Europe in Disarray

With the end of World War I, a new world was born. The European nations, reorganized and weakened, emerged economically and socially distressed, with an economic depression prevailing in Europe for much of the interwar period. Debtor nations found it impossible to repay their debts without borrowing even more money, at higher rates, exacerbating an already dire financial situation. Germany, in particular, was destroyed economically by the impossibly high reparations that Britain and France had forced upon it with the Treaty of Versailles.

The League of Nations

The League of Nations represented an effort to break the pattern of traditional power politics and bring international relations into an open and cooperative forum in the name of peace and stability. However, the League never grew strong enough to make a significant impact on politics, and its goals of deterrence and disarmament were left unaccomplished.

No Room for Moderates

The political atmosphere of the interwar years was sharply divided between the extreme left and the extreme right, both of which thought they had the answer to Europe’s problems. With very few moderates, this kept the governments of Britain, France, and Eastern Europe in constant turmoil, swinging wildly between the two. In some countries, these extreme viewpoints created totalitarian states: communism took hold in the Soviet Union, while fascism controlled Germany, Italy, and Spain.

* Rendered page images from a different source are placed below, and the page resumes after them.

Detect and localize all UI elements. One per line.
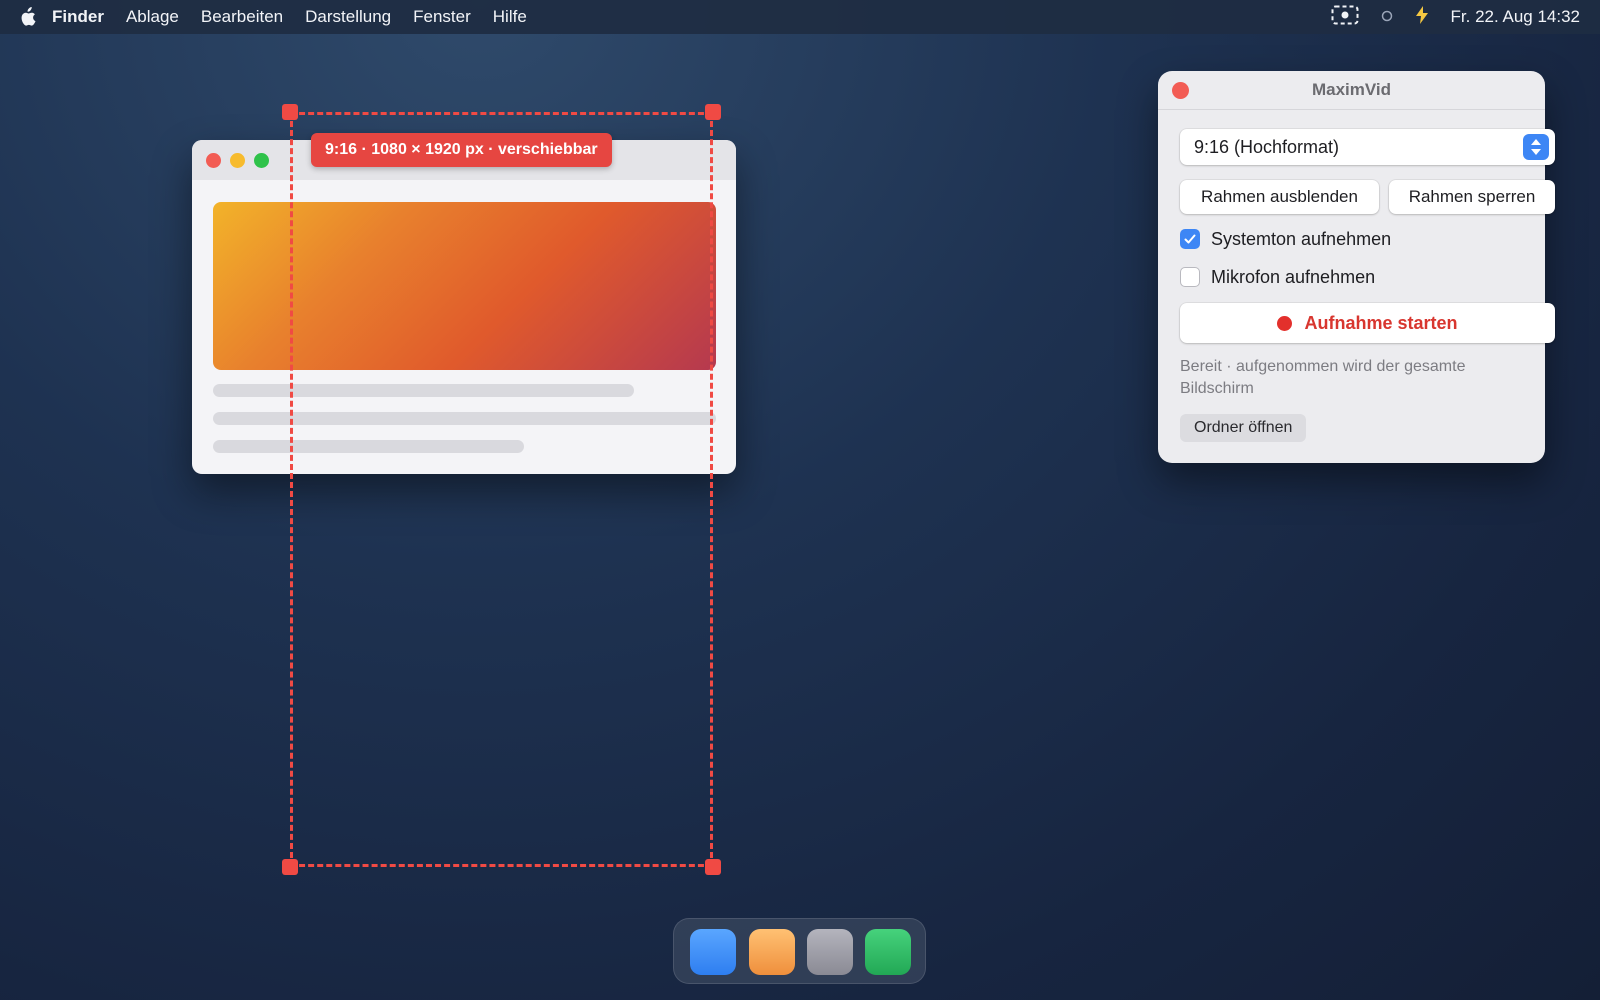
start-recording-label: Aufnahme starten [1304, 312, 1458, 333]
aspect-ratio-select[interactable]: 9:16 (Hochformat) [1180, 129, 1555, 165]
frame-size-label[interactable]: 9:16 · 1080 × 1920 px · verschiebbar [311, 133, 612, 167]
menu-fenster[interactable]: Fenster [413, 7, 471, 27]
status-area: Fr. 22. Aug 14:32 [1331, 0, 1580, 34]
start-recording-button[interactable]: Aufnahme starten [1180, 303, 1555, 343]
close-window-icon[interactable] [206, 152, 221, 168]
select-stepper-icon[interactable] [1523, 134, 1549, 160]
open-folder-button[interactable]: Ordner öffnen [1180, 414, 1307, 442]
system-audio-label: Systemton aufnehmen [1211, 228, 1392, 249]
minimize-window-icon[interactable] [230, 152, 245, 168]
bolt-icon[interactable] [1415, 5, 1429, 29]
frame-handle-bottom-left[interactable] [282, 859, 298, 875]
frame-handle-bottom-right[interactable] [705, 859, 721, 875]
microphone-label: Mikrofon aufnehmen [1211, 266, 1376, 287]
green-app-icon[interactable] [865, 929, 911, 975]
gray-app-icon[interactable] [807, 929, 853, 975]
menu-darstellung[interactable]: Darstellung [305, 7, 391, 27]
dock [673, 918, 926, 984]
microphone-checkbox[interactable] [1180, 267, 1200, 287]
microphone-option[interactable]: Mikrofon aufnehmen [1180, 265, 1375, 289]
lock-frame-button[interactable]: Rahmen sperren [1389, 180, 1555, 214]
menubar-clock[interactable]: Fr. 22. Aug 14:32 [1451, 7, 1580, 27]
panel-titlebar[interactable]: MaximVid [1158, 71, 1545, 110]
circle-icon[interactable] [1381, 7, 1393, 27]
panel-title: MaximVid [1311, 80, 1392, 99]
screen-record-icon[interactable] [1331, 5, 1359, 30]
record-dot-icon [1277, 315, 1293, 331]
blue-app-icon[interactable] [690, 929, 736, 975]
menu-app-finder[interactable]: Finder [52, 7, 104, 27]
menu-ablage[interactable]: Ablage [126, 7, 179, 27]
system-audio-checkbox[interactable] [1180, 229, 1200, 249]
aspect-ratio-value: 9:16 (Hochformat) [1194, 136, 1340, 157]
frame-handle-top-left[interactable] [282, 104, 298, 120]
close-panel-icon[interactable] [1172, 82, 1189, 99]
frame-handle-top-right[interactable] [705, 104, 721, 120]
orange-app-icon[interactable] [749, 929, 795, 975]
menu-hilfe[interactable]: Hilfe [493, 7, 527, 27]
hide-frame-button[interactable]: Rahmen ausblenden [1180, 180, 1379, 214]
apple-logo-icon[interactable] [16, 6, 38, 28]
maximvid-panel: MaximVid 9:16 (Hochformat) Rahmen ausble… [1158, 71, 1555, 463]
system-audio-option[interactable]: Systemton aufnehmen [1180, 227, 1391, 251]
zoom-window-icon[interactable] [254, 152, 269, 168]
menu-bearbeiten[interactable]: Bearbeiten [201, 7, 283, 27]
capture-frame[interactable] [290, 112, 713, 867]
menu-bar: Finder Ablage Bearbeiten Darstellung Fen… [0, 0, 1600, 34]
status-text: Bereit · aufgenommen wird der gesamte Bi… [1180, 358, 1466, 397]
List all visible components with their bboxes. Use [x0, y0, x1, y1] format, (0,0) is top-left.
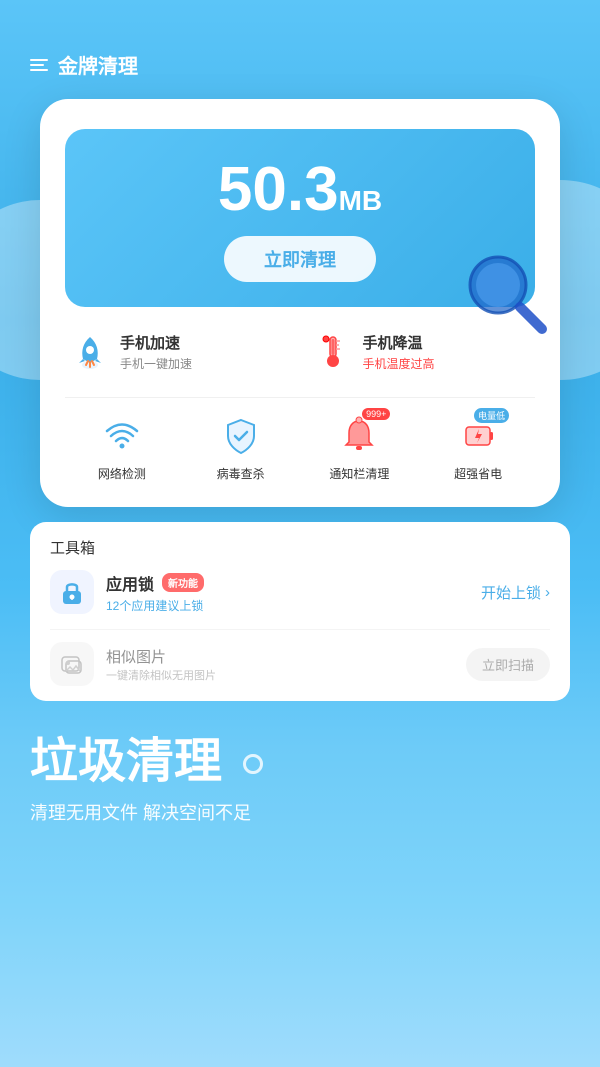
similar-left: 相似图片 一键清除相似无用图片: [50, 642, 216, 686]
thermometer-icon: [313, 332, 353, 372]
applock-subtitle: 12个应用建议上锁: [106, 597, 204, 614]
tool-virus-label: 病毒查杀: [217, 465, 265, 482]
tool-notification-label: 通知栏清理: [329, 465, 389, 482]
tool-power[interactable]: 电量低 超强省电: [421, 413, 535, 482]
applock-new-badge: 新功能: [162, 573, 204, 592]
memory-value: 50.3: [218, 155, 339, 224]
tool-network-label: 网络检测: [98, 465, 146, 482]
applock-title: 应用锁 新功能: [106, 571, 204, 595]
toolbox-title: 工具箱: [50, 537, 550, 558]
feature-boost-subtitle: 手机一键加速: [120, 355, 192, 372]
memory-unit: MB: [339, 185, 383, 216]
clean-button[interactable]: 立即清理: [224, 236, 376, 282]
memory-display: 50.3MB: [85, 159, 515, 221]
similar-text: 相似图片 一键清除相似无用图片: [106, 646, 216, 683]
applock-text: 应用锁 新功能 12个应用建议上锁: [106, 571, 204, 614]
shield-icon: [218, 413, 264, 459]
feature-cool-title: 手机降温: [363, 332, 435, 353]
bell-icon: 999+: [336, 413, 382, 459]
notification-badge: 999+: [362, 408, 390, 420]
scan-button[interactable]: 立即扫描: [466, 648, 550, 681]
hero-section: 垃圾清理 清理无用文件 解决空间不足: [0, 701, 600, 855]
tool-virus[interactable]: 病毒查杀: [184, 413, 298, 482]
menu-icon[interactable]: [30, 59, 48, 71]
feature-boost-text: 手机加速 手机一键加速: [120, 332, 192, 372]
chevron-right-icon: ›: [545, 584, 550, 601]
applock-action[interactable]: 开始上锁 ›: [481, 582, 550, 603]
main-card: 50.3MB 立即清理: [40, 99, 560, 507]
lock-icon: [50, 570, 94, 614]
similar-images-row: 相似图片 一键清除相似无用图片 立即扫描: [50, 629, 550, 686]
main-card-wrapper: 50.3MB 立即清理: [0, 99, 600, 507]
wifi-icon: [99, 413, 145, 459]
app-title: 金牌清理: [58, 50, 138, 79]
rocket-icon: [70, 332, 110, 372]
applock-row: 应用锁 新功能 12个应用建议上锁 开始上锁 ›: [50, 570, 550, 614]
tool-network[interactable]: 网络检测: [65, 413, 179, 482]
card-top-section: 50.3MB 立即清理: [65, 129, 535, 307]
hero-title: 垃圾清理: [30, 736, 570, 789]
tool-notification[interactable]: 999+ 通知栏清理: [303, 413, 417, 482]
feature-cool-text: 手机降温 手机温度过高: [363, 332, 435, 372]
tool-power-label: 超强省电: [454, 465, 502, 482]
similar-subtitle: 一键清除相似无用图片: [106, 667, 216, 683]
images-icon: [50, 642, 94, 686]
divider-1: [65, 397, 535, 398]
hero-dot-decoration: [243, 754, 263, 774]
toolbox-section: 工具箱 应用锁 新功能 12个应用建议上锁 开始上锁 ›: [30, 522, 570, 701]
feature-phone-boost[interactable]: 手机加速 手机一键加速: [65, 327, 293, 377]
similar-title: 相似图片: [106, 646, 216, 667]
feature-cool-subtitle: 手机温度过高: [363, 355, 435, 372]
hero-subtitle: 清理无用文件 解决空间不足: [30, 799, 570, 825]
power-badge: 电量低: [474, 408, 509, 423]
magnifier-icon: [460, 247, 550, 337]
battery-icon: 电量低: [455, 413, 501, 459]
feature-boost-title: 手机加速: [120, 332, 192, 353]
applock-action-label: 开始上锁: [481, 582, 541, 603]
header: 金牌清理: [0, 0, 600, 89]
tools-row: 网络检测 病毒查杀: [65, 413, 535, 482]
applock-left: 应用锁 新功能 12个应用建议上锁: [50, 570, 204, 614]
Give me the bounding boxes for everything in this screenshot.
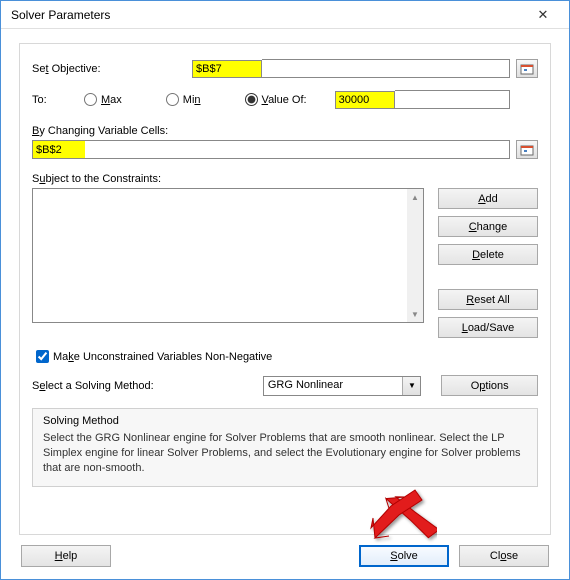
radio-min[interactable]: Min [166,93,201,106]
reset-all-button[interactable]: Reset All [438,289,538,310]
scroll-up-icon[interactable]: ▲ [407,189,423,205]
objective-input-ext[interactable] [262,59,510,78]
close-button[interactable]: Close [459,545,549,567]
add-button[interactable]: Add [438,188,538,209]
delete-button[interactable]: Delete [438,244,538,265]
method-select[interactable]: GRG Nonlinear ▼ [263,376,422,396]
solver-dialog: Solver Parameters ✕ Set Objective: To: M… [0,0,570,580]
window-title: Solver Parameters [11,8,523,22]
valueof-input-ext[interactable] [395,90,510,109]
solve-button[interactable]: Solve [359,545,449,567]
cells-input-ext[interactable] [85,141,509,158]
help-button[interactable]: Help [21,545,111,567]
range-picker-icon[interactable] [516,140,538,159]
close-icon[interactable]: ✕ [523,1,563,29]
info-text: Select the GRG Nonlinear engine for Solv… [43,431,527,476]
radio-valueof[interactable]: Value Of: [245,93,307,106]
set-objective-label: Set Objective: [32,63,192,75]
constraints-label: Subject to the Constraints: [32,173,538,185]
solving-method-info: Solving Method Select the GRG Nonlinear … [32,408,538,487]
cells-label: By Changing Variable Cells: [32,125,538,137]
chevron-down-icon: ▼ [402,377,420,395]
to-label: To: [32,94,84,106]
method-selected-text: GRG Nonlinear [264,377,403,395]
options-button[interactable]: Options [441,375,538,396]
radio-max[interactable]: Max [84,93,122,106]
change-button[interactable]: Change [438,216,538,237]
scroll-down-icon[interactable]: ▼ [407,306,423,322]
load-save-button[interactable]: Load/Save [438,317,538,338]
titlebar: Solver Parameters ✕ [1,1,569,29]
objective-input[interactable] [192,60,262,78]
cells-input[interactable] [33,141,85,158]
range-picker-icon[interactable] [516,59,538,78]
scrollbar[interactable]: ▲ ▼ [407,189,423,322]
valueof-input[interactable] [335,91,395,109]
unconstrained-checkbox[interactable]: Make Unconstrained Variables Non-Negativ… [36,350,538,363]
constraints-list[interactable]: ▲ ▼ [32,188,424,323]
method-label: Select a Solving Method: [32,380,253,392]
info-title: Solving Method [43,415,527,427]
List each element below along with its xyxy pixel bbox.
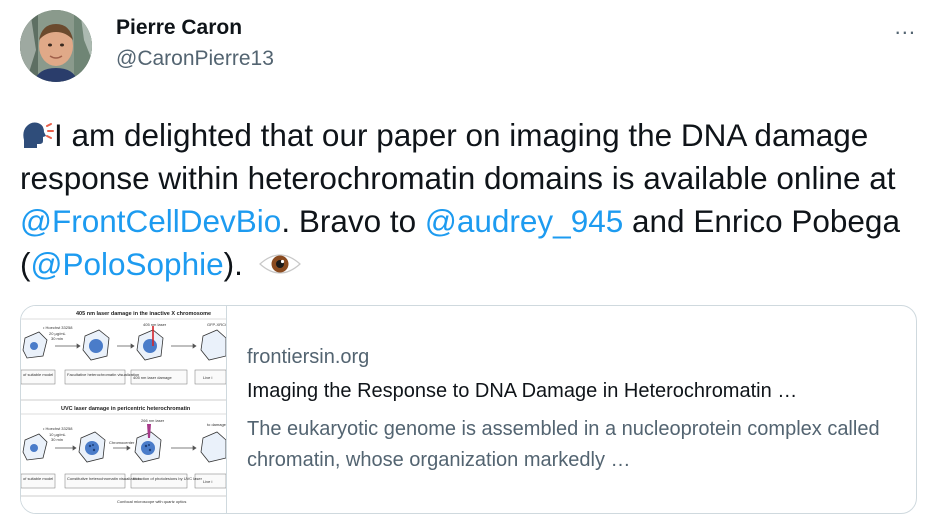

War Looms on the Horizon Again

The extremist nature of these opposing ideologies created an atmosphere ripe for conflict. In Spain, Francisco Franco used the Spanish Civil War of the late 1930s to become dictator. In Germany, Adolf Hitler’s fascist Nazi Party came to power during the 1930s and prepared once again to make war on Europe. With Britain and France tied up in their own affairs, the path to World War II lay clear.